As the joint services began, members of both parishes began discovering their common roots, including in the liturgy and the lectionary, but there were differences. At the first Bethel service, Green and Williams agreed that he would end the service with AME’s traditional altar call, something that is atypical in Episcopal churches. It left some people in tears.

“Some African American members of Redeemer said they never thought they would pray at the altar of a black church again,” Williams said. “Then there were some white members who grew up United Methodist and said, ‘My God, I thought I would never be at the altar of a Methodist church again.’”

The experience of people “black, white, gay, straight, lesbian at the altar just pouring their hearts out to God in this awesome fellowship” helped those who had felt alienated from their denominations for who they were feel like they had come home, he said.

Williams and Black say there is still much work to do.

Calling the Season of Reconciliation her “favorite part of the year,” Black said, “I see that we’re still in our comfort zones. We do these things together, but we’re still separately together.”

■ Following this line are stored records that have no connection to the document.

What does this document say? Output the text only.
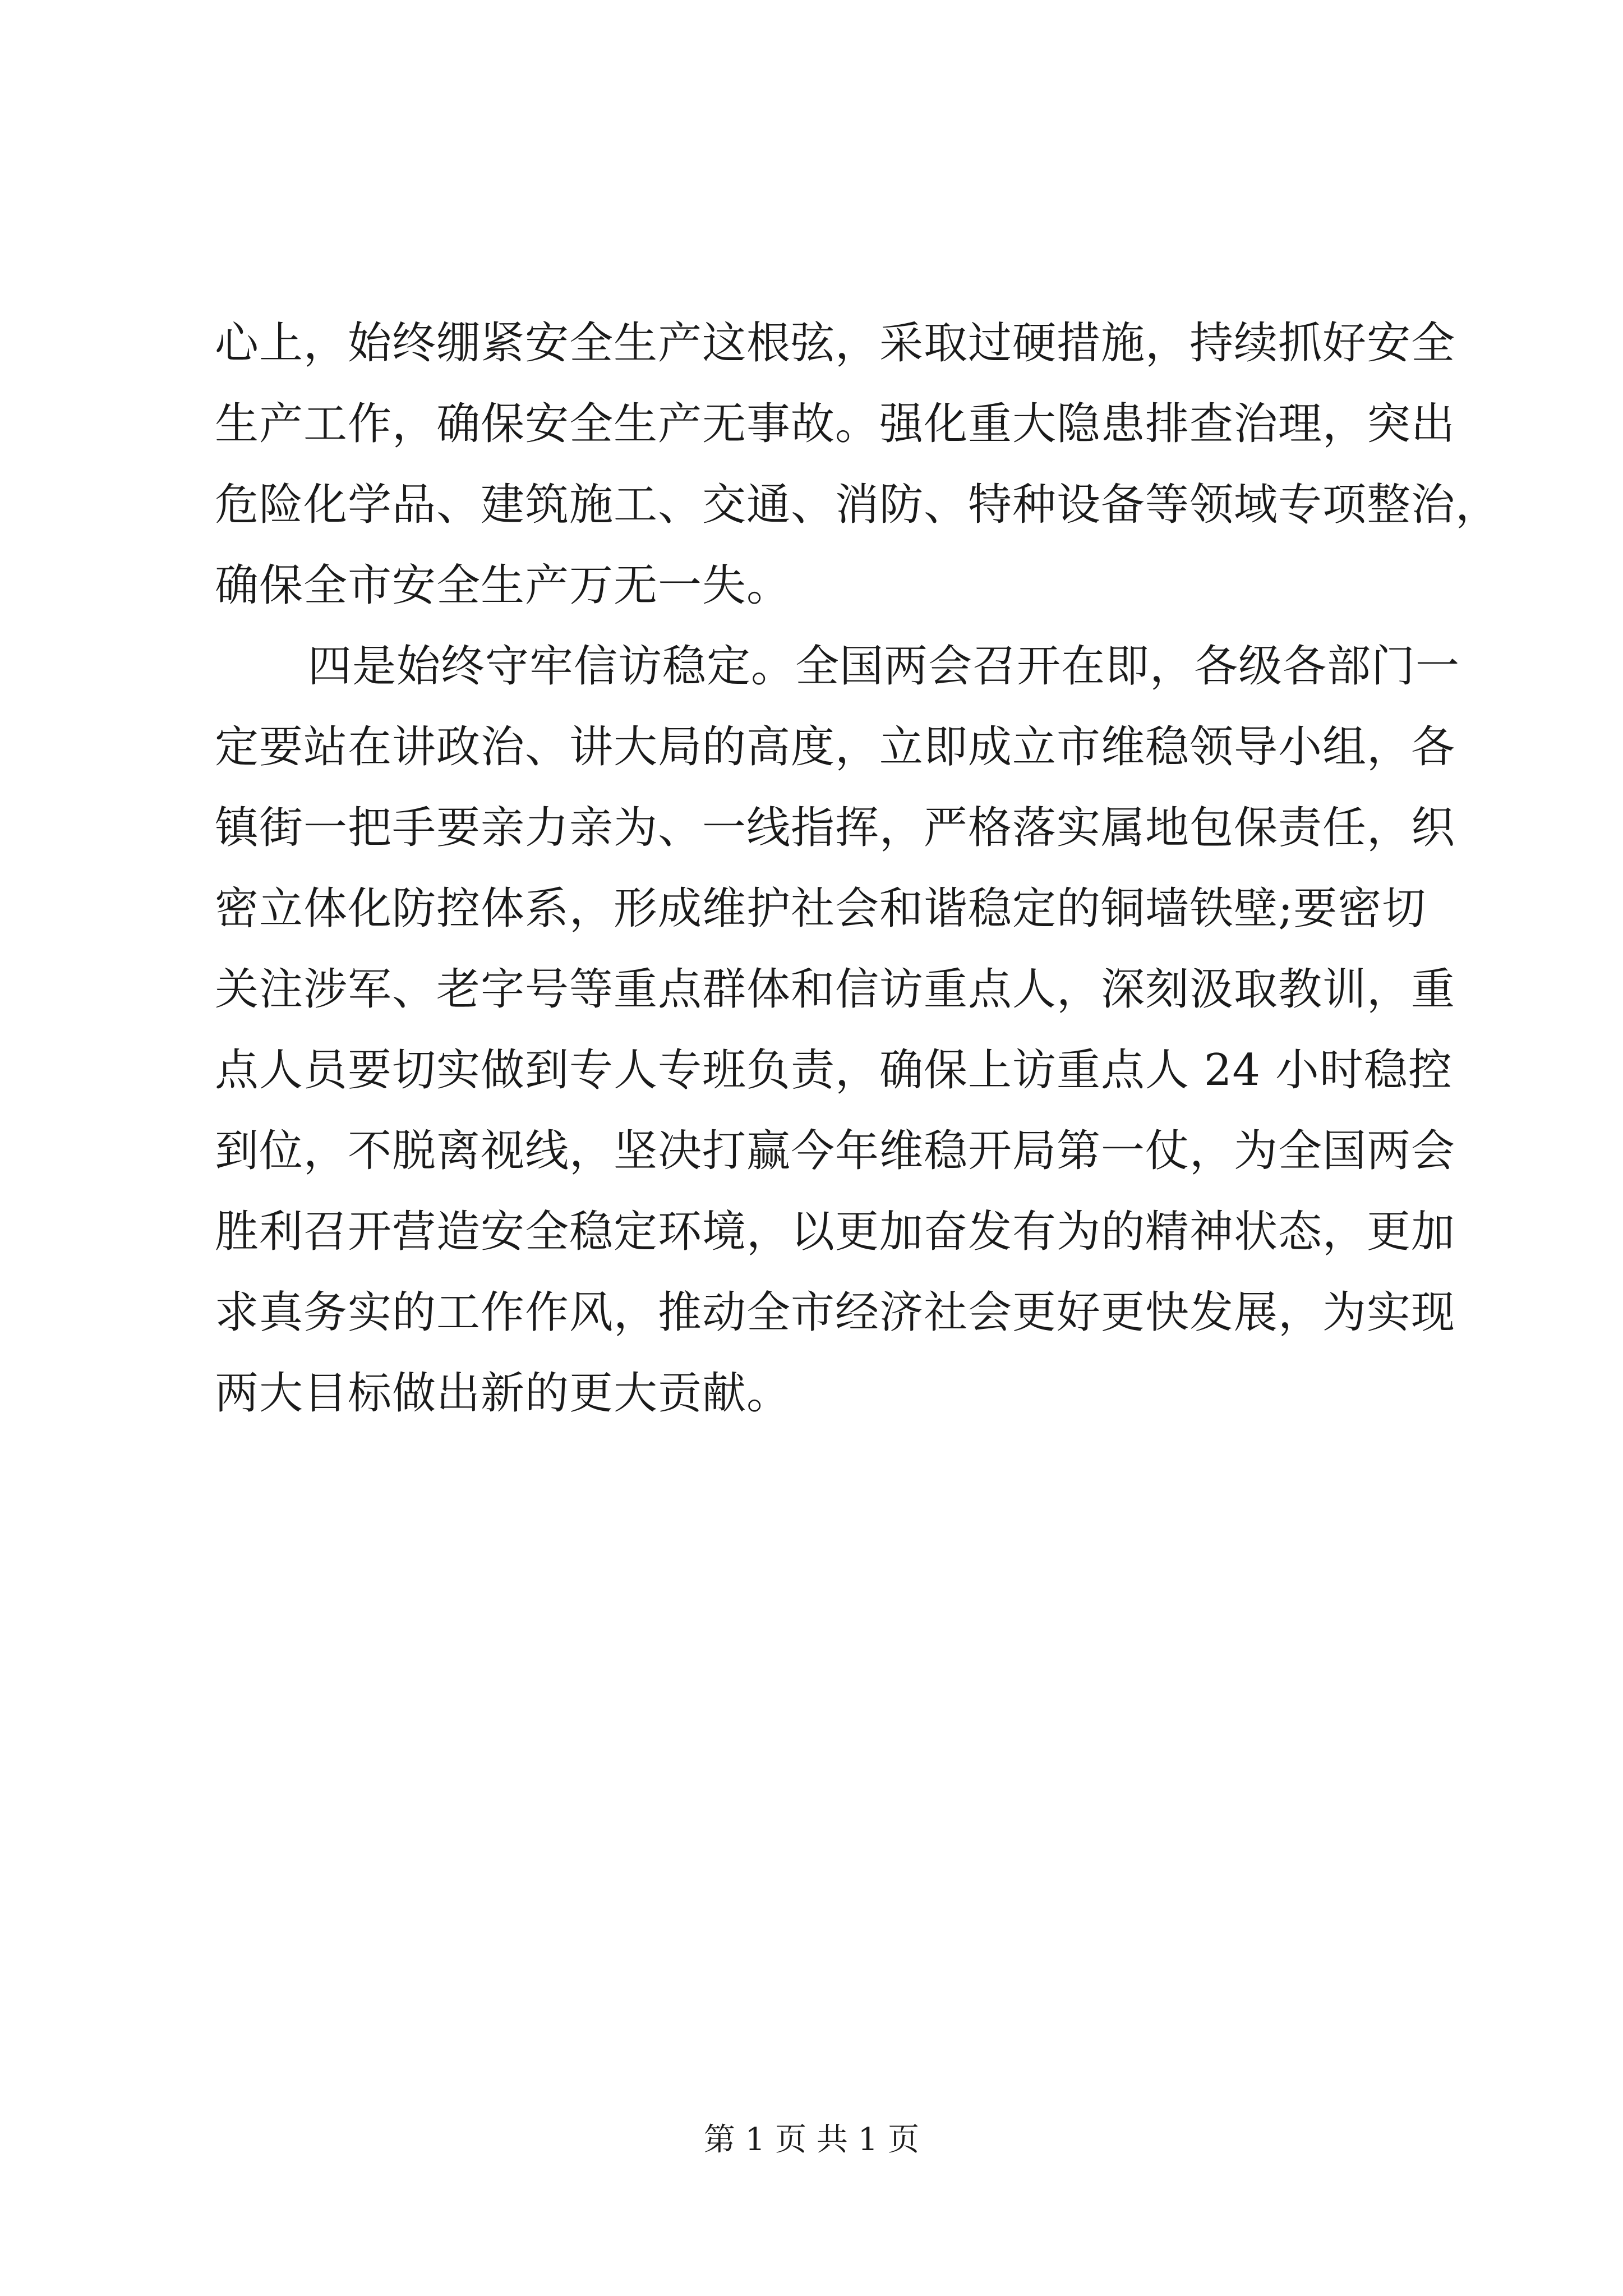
心上，始终绷紧安全生产这根弦，采取过硬措施，持续抓好安全
生产工作，确保安全生产无事故。强化重大隐患排查治理，突出
危险化学品、建筑施工、交通、消防、特种设备等领域专项整治，
确保全市安全生产万无一失。
四是始终守牢信访稳定。全国两会召开在即，各级各部门一
定要站在讲政治、讲大局的高度，立即成立市维稳领导小组，各
镇街一把手要亲力亲为、一线指挥，严格落实属地包保责任，织
密立体化防控体系，形成维护社会和谐稳定的铜墙铁壁;要密切
关注涉军、老字号等重点群体和信访重点人，深刻汲取教训，重
点人员要切实做到专人专班负责，确保上访重点人 24 小时稳控
到位，不脱离视线，坚决打赢今年维稳开局第一仗，为全国两会
胜利召开营造安全稳定环境，以更加奋发有为的精神状态，更加
求真务实的工作作风，推动全市经济社会更好更快发展，为实现
两大目标做出新的更大贡献。
第 1 页 共 1 页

For instance, she said, Redeemer and Bethel have yet to combine their choirs for the joint services. Some senior Bethel members no longer come to the joint services because they can’t sit in their seats with their choir singing their hymns.

“It’s not so much a black and white thing as it is a normal human nature kind of thing,” Black said.

The Rev. Cynthia Black, rector of the Church of the Redeemer in Morristown, New Jersey, preaches during the Feb. 2 service at Bethel AME Church of Morristown. Listening are the Rev. Sidney S. Williams Jr., Bethel’s senior pastor, right, and others. Photo: Rebecca K. Walker

The two congregations come together for other annual events like a Juneteenth celebration. They join civic events such as the Whippany River cleanup. They tend to refer to each other as being from the same family, although Williams wishes there were “more of a yearning to come together instead of, ‘Oh, we’ve got to go see the in-laws again.’”

Black agrees. “As wonderful as the experience is, I’m wanting us to go one step further, and I don’t know how to do that, and maybe I should let go of that and say, ‘This is good enough. It’s great and it is so much more than anybody else does. Let’s just celebrate this.’”

These 10 years have taught Williams that people of faith often try to deal as legislative bodies with things like racial reconciliation and disagreements about sexuality and hope that their members simply agree.

“But wouldn’t it be more powerful if, within our own individual communities, we can begin a season of reconciliation, so maybe what Redeemer and Bethel are doing can become a model for other churches?” he asked. “Why not just start being neighborly?”

– The Rev. Mary Frances Schjonberg retired in July as the Episcopal News Service’s senior editor and reporter.

Editor’s note: An earlier version of this story incorrectly stated the year that the Rev. Cynthia Black became rector of the Church of the Redeemer.